Medien

Euro hin – iPhone her

12. September 2012 | Deutsche Onlinemedien wurden am Mittwochabend mal wieder vom Apple-Fieber erfasst. Erhöhte Temperaturen führen allerdings dazu, dass journalistische Grundprinzipien hintenan stehen müssen.

Mittwochabend gegen 21.00 Uhr: Aufmacher des Onlineportals der „New York Times“ sind die Anschläge auf US-Vertretungen in Ägypten und Libyen, bei denen unter anderem der amerikanische Botschafter in Bengasi getötet wurde. An zweiter Stelle folgt das Urteil des deutschen Bundesverfassungsgerichts zum Euro-Rettungsschirm: „German Court Backs Rescue Fund, With Conditions“. Man muss auf der Startseite noch ein ganzes Stück weiter nach unten scrollen, bevor der Teaser für die Berichterstattung über die Vorstellung des „iPhones 5“ am selben Tag in San Francisco in eher bescheidenem Umfang folgt. Auch auf den Eingangsseiten anderer großer amerikanischer Nachrichtenportale wie „CNN“, „ABC News“ oder „Huffington Post“ spielt das neue Smartphone eine untergeordnete Rolle.
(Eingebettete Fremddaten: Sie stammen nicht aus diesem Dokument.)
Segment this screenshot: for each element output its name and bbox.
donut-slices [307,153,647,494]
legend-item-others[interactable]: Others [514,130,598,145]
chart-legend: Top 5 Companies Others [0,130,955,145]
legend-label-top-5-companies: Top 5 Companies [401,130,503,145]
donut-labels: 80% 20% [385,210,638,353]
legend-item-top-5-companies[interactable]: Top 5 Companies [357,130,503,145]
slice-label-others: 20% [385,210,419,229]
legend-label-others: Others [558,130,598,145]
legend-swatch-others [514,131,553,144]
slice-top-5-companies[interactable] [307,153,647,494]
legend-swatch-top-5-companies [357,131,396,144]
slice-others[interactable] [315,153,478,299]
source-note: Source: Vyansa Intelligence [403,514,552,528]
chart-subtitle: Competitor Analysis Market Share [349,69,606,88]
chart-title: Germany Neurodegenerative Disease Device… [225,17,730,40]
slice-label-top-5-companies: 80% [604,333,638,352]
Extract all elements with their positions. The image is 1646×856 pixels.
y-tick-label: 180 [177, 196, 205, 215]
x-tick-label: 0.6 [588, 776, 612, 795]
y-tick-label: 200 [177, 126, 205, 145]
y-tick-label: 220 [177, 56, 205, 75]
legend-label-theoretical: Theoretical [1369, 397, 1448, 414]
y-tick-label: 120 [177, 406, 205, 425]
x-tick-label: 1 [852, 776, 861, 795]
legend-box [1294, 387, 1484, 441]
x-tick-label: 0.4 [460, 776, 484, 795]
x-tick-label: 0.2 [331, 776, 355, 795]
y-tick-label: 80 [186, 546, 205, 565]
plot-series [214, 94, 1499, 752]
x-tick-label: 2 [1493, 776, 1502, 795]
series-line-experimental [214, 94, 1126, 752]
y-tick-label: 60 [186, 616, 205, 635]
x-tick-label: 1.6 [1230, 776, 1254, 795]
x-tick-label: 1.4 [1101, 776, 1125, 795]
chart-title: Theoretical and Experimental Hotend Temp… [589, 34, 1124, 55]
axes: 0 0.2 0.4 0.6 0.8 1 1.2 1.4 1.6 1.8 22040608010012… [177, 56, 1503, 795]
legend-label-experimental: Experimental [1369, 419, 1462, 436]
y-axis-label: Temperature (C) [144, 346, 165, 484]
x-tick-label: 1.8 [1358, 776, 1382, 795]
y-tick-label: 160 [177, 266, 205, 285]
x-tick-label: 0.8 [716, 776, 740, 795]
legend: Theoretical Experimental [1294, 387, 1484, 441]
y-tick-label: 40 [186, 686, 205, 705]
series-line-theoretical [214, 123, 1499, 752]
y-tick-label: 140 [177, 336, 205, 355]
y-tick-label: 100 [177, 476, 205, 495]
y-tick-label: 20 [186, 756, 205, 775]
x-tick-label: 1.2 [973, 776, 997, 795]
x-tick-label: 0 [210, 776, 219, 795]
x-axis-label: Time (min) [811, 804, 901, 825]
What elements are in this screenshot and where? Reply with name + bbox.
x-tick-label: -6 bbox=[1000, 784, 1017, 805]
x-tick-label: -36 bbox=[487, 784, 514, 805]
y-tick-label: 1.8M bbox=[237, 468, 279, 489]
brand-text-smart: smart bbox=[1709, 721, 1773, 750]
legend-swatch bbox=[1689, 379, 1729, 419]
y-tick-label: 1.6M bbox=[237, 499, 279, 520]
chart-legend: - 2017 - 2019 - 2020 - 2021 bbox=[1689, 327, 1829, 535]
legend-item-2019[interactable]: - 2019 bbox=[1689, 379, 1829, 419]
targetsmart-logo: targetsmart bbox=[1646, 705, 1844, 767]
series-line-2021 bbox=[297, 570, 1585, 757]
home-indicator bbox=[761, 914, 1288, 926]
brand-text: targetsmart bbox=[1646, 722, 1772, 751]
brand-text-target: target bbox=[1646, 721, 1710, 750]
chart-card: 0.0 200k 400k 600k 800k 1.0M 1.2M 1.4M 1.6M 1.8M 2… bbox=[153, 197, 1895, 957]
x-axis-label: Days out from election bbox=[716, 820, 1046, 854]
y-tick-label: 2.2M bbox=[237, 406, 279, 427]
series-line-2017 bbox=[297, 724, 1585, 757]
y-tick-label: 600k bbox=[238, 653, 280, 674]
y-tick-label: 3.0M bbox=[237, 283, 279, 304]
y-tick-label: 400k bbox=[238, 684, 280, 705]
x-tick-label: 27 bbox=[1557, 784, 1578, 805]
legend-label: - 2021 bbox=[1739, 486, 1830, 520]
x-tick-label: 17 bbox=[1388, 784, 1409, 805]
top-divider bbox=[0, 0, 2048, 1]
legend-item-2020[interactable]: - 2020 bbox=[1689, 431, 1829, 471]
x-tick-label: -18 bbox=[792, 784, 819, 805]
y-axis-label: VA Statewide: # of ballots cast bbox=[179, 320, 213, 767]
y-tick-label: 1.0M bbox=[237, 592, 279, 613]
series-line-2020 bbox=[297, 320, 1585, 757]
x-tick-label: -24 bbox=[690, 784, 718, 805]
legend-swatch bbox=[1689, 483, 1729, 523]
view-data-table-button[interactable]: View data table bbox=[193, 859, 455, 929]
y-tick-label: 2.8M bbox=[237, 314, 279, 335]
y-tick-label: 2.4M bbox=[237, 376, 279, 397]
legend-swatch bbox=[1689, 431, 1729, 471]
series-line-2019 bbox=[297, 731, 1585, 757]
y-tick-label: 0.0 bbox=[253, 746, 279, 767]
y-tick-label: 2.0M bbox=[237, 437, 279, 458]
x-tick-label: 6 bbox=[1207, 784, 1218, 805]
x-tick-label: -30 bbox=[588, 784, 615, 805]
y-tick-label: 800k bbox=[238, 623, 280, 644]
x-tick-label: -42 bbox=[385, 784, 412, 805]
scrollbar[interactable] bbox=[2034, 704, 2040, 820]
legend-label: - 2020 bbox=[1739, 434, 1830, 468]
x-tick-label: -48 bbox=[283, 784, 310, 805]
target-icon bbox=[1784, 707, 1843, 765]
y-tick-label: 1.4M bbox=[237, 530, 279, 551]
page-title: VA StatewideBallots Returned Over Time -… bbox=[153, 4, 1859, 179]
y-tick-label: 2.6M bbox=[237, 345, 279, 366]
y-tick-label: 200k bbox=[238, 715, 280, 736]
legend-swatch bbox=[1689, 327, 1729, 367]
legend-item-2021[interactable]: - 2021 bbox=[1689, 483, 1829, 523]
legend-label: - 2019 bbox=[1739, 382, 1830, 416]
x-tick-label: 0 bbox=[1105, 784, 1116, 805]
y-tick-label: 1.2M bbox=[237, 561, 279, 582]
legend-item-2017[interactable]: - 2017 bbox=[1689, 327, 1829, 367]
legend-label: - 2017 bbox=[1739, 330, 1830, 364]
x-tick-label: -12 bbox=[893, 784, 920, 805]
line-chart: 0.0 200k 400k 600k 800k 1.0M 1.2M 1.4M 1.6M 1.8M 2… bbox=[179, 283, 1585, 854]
Zur gleichen Zeit legen sich die deutschen Kollegen für Apple und sein neues „iPhone“ schon mehr ins Zeug: „Apple macht’s dünner, leichter und größer“ jubelt „Spiegel Online“ in seinem Aufmacher, der das „Euro-Urteil“ des Verfassungsgerichts als Top-Nachricht verdrängt hat. Autor Matthias Kremp, der „aus London berichtet“, wohin „Apple“ an diesem Abend europäische Pressevertreter gebeten hat, kommt zu dem Schluss:

„Mit seinem neuen, größeren Bildschirm, dem schnelleren Prozessor, den verbesserten Kameras und vor allem dem LTE-Datenfunk, erfüllt das Smartphone fast alle Anforderungen an ein modernes Highend-Handy.“

Woher der „Spiegel“-Mann diese im Indikativ verbreiteten Erkenntnisse hat, bleibt in dem Bericht unklar. Vielleicht „aus erster PR-Hand“ von der „Apple“-Homepage. Dort heißt es inhaltlich weitgehend deckungsgleich:

„Kaum zu glauben, dass ein iPhone mit so viel mehr – einem größeren Display, einem schnelleren Chip, ultraschneller drahtloser Technologie, einer 8-Megapixel iSight Kamera – so dünn und so leicht sein kann.“

Die undifferenzierte Wiedergabe von „Apples“ PR-Botschaften war allerdings einmal mehr kein Privileg von „Spiegel Online“. Auch Kollege Ralf Sander von „stern.de“ wusste am Mittwochabend bereits, dass das neue iPhone „größer, dünner und schneller“ ist. Größer, dünner und schneller als was, hat er in seinem „Liveticker“ unter dem Titel „Die erwartete Evolution“ allerdings nicht verraten. Auch nicht, an wem oder was er sich „festhalten“ musste, als während der „Apples iPhone-5-Show“ der iPod Touch „in fünf verschiedenen Farben“ präsentiert wurde. Möglicherweise hatte der Experte fünf gleiche Farben erwartet.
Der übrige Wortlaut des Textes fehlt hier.